Holly Golightly & The Brokeoffs - Medicine Country

Holly Golightly & The Brokeoffs - Medicine Country
Damaged Goods/Cargo
Format: CD

In Truman Capotes Novelle ist Holly Golightly ja auch etwas mehrdimensional, als der etwas zu unschuldige Film von Blake Edwards uns vormachen möchte. Auf dem dritten Album, das Holly zusammen mit Lawyer Dave als The Brokeoffs herausbringt, schimmert in etwa dieser Zustand auch durch. Die betreffenden Songs klingen nur noch deswegen so unschuldig naiv, weil die Art von Musik, die sich Holly und ihre jeweiligen Partner ausgesucht haben (vorwiegend in den 50ern und 60ern angesiedelte Country-, Blues-, Pop-, Folk- und zumindest hier auch Rock-Nummern) nun mal eben unschuldiger und naiver anhören, als die kalkuliert zusammengeschraubten Elaborate der Jetztzeit, die sich von solcherlei Wurzeln nicht nur inhaltlich entfernt haben. Alles andere - namentlich der Sound, die Performance, das handwerkliche Können und nicht zuletzt das Wissen um die musikhistorischen Zusammenhänge - kommt ausgebufft, routiniert und clever rüber. Es liegt dann natürlich im Geschick von Leuten wie Holly und Lawyer Dave, das dann alles wieder so charmant klingen zu lassen, wie es die Altvorderen sich ursprünglich erarbeitet haben. Was auf diesem Album ausnehmend gut gelingt.

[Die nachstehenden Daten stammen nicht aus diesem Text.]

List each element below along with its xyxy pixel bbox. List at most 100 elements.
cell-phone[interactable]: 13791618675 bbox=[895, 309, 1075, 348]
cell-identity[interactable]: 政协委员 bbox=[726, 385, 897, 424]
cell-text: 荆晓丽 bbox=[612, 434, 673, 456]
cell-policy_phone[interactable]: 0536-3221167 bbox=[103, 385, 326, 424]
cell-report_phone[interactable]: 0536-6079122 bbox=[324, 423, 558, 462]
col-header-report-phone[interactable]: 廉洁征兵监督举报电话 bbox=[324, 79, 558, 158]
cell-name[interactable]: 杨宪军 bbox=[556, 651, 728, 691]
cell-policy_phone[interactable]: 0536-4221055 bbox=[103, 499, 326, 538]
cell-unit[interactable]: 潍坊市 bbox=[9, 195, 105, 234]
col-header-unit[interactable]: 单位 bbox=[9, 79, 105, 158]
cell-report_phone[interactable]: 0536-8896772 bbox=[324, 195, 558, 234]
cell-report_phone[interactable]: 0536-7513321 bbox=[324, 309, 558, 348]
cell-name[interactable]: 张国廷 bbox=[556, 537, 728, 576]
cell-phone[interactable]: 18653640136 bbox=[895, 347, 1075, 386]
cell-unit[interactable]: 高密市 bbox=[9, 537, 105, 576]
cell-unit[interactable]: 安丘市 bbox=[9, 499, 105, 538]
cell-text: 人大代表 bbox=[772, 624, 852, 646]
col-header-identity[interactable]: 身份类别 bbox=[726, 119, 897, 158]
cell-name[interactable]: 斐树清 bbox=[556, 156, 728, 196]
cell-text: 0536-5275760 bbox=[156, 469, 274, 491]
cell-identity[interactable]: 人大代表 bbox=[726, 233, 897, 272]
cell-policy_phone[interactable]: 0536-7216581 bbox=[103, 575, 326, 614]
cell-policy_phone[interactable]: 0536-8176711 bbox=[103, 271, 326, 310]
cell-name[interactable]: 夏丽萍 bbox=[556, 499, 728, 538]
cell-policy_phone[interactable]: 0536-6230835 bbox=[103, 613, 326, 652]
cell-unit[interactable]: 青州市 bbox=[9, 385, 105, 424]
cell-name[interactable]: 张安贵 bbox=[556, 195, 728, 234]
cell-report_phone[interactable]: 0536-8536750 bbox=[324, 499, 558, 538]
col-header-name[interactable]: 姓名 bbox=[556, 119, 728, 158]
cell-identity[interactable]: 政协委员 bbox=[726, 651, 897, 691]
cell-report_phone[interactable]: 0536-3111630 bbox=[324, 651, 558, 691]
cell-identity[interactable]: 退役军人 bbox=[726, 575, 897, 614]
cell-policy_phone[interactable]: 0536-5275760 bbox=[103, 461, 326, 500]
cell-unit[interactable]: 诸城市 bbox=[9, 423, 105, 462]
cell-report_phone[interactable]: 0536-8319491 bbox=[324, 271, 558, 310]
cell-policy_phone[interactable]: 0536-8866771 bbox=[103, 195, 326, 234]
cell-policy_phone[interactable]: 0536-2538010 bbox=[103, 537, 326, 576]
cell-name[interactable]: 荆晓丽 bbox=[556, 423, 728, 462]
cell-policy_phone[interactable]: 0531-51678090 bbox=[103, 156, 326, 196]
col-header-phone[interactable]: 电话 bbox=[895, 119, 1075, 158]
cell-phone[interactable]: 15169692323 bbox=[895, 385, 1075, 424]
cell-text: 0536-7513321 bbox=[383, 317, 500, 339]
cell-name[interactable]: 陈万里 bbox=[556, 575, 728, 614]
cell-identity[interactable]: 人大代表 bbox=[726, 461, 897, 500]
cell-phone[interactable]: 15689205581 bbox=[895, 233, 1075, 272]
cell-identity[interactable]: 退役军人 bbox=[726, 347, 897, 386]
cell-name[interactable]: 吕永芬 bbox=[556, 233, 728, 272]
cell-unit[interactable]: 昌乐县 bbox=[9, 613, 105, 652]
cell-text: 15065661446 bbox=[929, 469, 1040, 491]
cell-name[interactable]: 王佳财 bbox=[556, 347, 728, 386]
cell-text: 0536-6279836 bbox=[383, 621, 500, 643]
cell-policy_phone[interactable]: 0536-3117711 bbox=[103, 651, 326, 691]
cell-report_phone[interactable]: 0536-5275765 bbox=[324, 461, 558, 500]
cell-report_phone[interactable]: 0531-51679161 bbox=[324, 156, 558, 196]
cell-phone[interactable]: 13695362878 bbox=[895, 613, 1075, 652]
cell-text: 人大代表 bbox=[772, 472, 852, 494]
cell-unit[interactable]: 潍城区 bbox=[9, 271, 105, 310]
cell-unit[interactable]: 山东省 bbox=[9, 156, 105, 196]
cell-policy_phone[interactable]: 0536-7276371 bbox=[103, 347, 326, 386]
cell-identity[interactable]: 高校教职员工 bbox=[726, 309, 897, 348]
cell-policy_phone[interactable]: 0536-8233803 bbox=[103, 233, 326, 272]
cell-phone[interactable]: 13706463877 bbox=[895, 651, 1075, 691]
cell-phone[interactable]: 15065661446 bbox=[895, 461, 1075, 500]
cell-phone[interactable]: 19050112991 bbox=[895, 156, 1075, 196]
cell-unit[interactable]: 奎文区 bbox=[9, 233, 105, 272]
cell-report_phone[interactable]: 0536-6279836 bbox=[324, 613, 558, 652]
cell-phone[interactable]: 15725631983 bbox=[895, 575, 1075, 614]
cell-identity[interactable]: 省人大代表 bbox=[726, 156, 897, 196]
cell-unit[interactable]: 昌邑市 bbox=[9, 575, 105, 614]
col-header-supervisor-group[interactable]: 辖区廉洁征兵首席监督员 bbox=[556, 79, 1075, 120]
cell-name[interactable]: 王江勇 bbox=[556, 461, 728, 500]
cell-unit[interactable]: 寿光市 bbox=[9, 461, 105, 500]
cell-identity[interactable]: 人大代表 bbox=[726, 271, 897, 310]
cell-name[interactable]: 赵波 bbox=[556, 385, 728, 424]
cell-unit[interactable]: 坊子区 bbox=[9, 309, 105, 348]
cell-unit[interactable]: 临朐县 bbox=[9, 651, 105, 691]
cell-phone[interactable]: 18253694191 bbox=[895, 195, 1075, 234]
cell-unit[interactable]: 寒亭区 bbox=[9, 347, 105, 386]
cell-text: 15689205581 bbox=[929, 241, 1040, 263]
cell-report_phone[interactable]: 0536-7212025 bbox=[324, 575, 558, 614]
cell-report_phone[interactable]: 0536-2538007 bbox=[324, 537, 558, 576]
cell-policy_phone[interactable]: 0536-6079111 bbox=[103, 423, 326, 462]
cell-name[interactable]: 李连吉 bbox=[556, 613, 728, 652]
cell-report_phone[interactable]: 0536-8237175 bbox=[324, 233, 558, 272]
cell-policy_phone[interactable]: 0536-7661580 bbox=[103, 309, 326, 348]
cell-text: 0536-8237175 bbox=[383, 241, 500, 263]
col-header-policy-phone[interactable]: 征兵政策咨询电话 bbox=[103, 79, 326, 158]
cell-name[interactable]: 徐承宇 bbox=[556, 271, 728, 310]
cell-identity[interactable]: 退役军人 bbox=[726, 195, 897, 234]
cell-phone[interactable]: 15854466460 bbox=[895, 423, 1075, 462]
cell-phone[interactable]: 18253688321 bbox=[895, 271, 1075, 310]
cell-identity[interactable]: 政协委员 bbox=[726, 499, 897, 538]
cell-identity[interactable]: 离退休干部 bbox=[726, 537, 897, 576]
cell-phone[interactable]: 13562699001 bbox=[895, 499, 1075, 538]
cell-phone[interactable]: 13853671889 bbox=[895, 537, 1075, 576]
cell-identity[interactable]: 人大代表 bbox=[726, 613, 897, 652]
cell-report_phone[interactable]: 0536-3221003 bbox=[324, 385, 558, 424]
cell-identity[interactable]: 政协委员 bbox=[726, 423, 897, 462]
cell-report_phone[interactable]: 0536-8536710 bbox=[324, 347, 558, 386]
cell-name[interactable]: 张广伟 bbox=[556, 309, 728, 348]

Es gibt hier mehr Country und Rock als üblich - was daran liegt, dass mehr Zeit war, an den Songs herumzufeilen - und das Cover "Blood On The Saddle" von Wreckless Eric, das aber eher wohl aus inhaltlichen Gründen ausgewählt wurde, weil es so schön zu den anderen psychopathischen Mörderballaden des Albums passt. Und was für Fans noch wichtig sein dürfte: Holly malte das Covermotiv selbst.